Embedding Methods Specification

This document is the methodological artifact for Alice's embedding pipeline. Paper One's methods section cites this file directly. Its purpose is long-horizon reproducibility: an external researcher decades from now can pull the exact weights by SHA-256 and reproduce the exact vectors.

Current Embedding Model

Model: Qwen3-Embedding-0.6B Source: Qwen/Qwen3-Embedding-0.6B on Hugging Face Architecture: Qwen3ForCausalLM (causal LM fine-tuned for embeddings) Parameters: 0.6 billion Pooling: Last-token Native output dimension: 1024

Weights Identification

SHA-256 (model.safetensors): 0437e45c94563b09e13cb7a64478fc406947a93cb34a7e05870fc8dcd48e23fd

Hugging Face commit: 97b0c614be4d77ee51c0cef4e5f07c00f9eb65b3

Archival location on disk: ~/.cache/huggingface/hub/models--Qwen--Qwen3-Embedding-0.6B/blobs/0437e45c94563b09e13cb7a64478fc406947a93cb34a7e05870fc8dcd48e23fd

Inference Environment

Property Value
Serving layer Hugging Face Text Embeddings Inference (TEI)
TEI version 1.9.3
Build Source build with cargo install --path router -F candle (CPU-only, no Metal)
Binary location ~/.cargo/bin/text-embeddings-router
Backend candle (CPU)
Precision float32 (--dtype float32)
Platform darwin-arm64 (Apple Silicon)
Matryoshka dimension 512 (client-side truncation + L2 renormalization)
Deterministic Yes (verified: cosine 1.0, max element diff 0 across successive calls)

Startup command:

~/.cargo/bin/text-embeddings-router --model-id Qwen/Qwen3-Embedding-0.6B --dtype float32 --port 8090

Matryoshka Truncation

The model outputs 1024-dimensional vectors natively. Alice truncates to 512 dimensions via Matryoshka Representation Learning:

  1. Take the first 512 components of the 1024-dim vector
  2. L2-renormalize the truncated vector

This preserves the vector(512) schema and HNSW index. The 512-dimensional output is a proper prefix of the model's native output, optimized during Matryoshka training. No quality loss relative to a 512-native model.

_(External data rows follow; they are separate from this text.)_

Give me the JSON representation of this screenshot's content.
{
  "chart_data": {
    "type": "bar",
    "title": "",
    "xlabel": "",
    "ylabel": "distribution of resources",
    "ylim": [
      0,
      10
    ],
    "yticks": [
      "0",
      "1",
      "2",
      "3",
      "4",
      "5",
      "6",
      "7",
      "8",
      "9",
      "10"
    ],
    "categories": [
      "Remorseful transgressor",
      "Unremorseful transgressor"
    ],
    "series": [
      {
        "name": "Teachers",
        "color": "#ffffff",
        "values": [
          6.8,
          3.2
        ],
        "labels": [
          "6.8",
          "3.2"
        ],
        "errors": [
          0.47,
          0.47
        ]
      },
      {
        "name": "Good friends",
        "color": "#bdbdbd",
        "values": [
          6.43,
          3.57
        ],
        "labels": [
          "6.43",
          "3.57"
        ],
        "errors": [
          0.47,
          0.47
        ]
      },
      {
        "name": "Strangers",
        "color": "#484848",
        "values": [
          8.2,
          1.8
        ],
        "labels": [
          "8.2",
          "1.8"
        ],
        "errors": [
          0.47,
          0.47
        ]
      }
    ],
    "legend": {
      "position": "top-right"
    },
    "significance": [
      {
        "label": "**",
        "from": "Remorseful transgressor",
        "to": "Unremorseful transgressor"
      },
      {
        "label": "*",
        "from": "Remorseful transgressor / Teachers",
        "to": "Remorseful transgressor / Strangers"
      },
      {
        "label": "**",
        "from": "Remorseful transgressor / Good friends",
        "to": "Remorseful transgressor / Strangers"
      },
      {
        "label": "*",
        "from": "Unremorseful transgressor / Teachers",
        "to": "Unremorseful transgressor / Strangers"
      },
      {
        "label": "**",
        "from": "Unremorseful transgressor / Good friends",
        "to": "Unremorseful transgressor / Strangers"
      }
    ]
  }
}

Truncation is performed client-side in src/lib/libEmbeddings.ts.

Database Reference

Model version table: tb_embedding_model_versions Row: embedding_model_version_id = 1 Active from: 2026-04-23

Prior Model (Invalidated)

Model: voyage-3-lite (VoyageAI API) Status: All 10 embeddings soft-invalidated via invalidated_at timestamp on 2026-04-23. Rows preserved in tb_embeddings for audit trail. Reason for replacement: API-based model fails Alice's constitutional precondition of archivable weights and deterministic inference. No control over vendor model version lifecycle or deprecation.

Licensing

License: Apache 2.0

Known concern: GitHub issue QwenLM/Qwen3-Embedding#166 raises a question about MS MARCO training data licensing (non-commercial use clause) potentially affecting the Apache 2.0 release of the trained weights. This is acceptable for Paper One research use. Flagged for Phase Two commercial deployment review.

Bit-Reproducibility Verification

Verified 2026-04-23. Two successive calls to TEI with identical input text produced:

  • Cosine similarity: 1.0
  • Max element difference: 0
  • Vectors bit-identical at both 1024-dim (native) and 512-dim (Matryoshka)

The CPU-only candle backend with FP32 provides IEEE 754 deterministic inference for the same binary on the same hardware.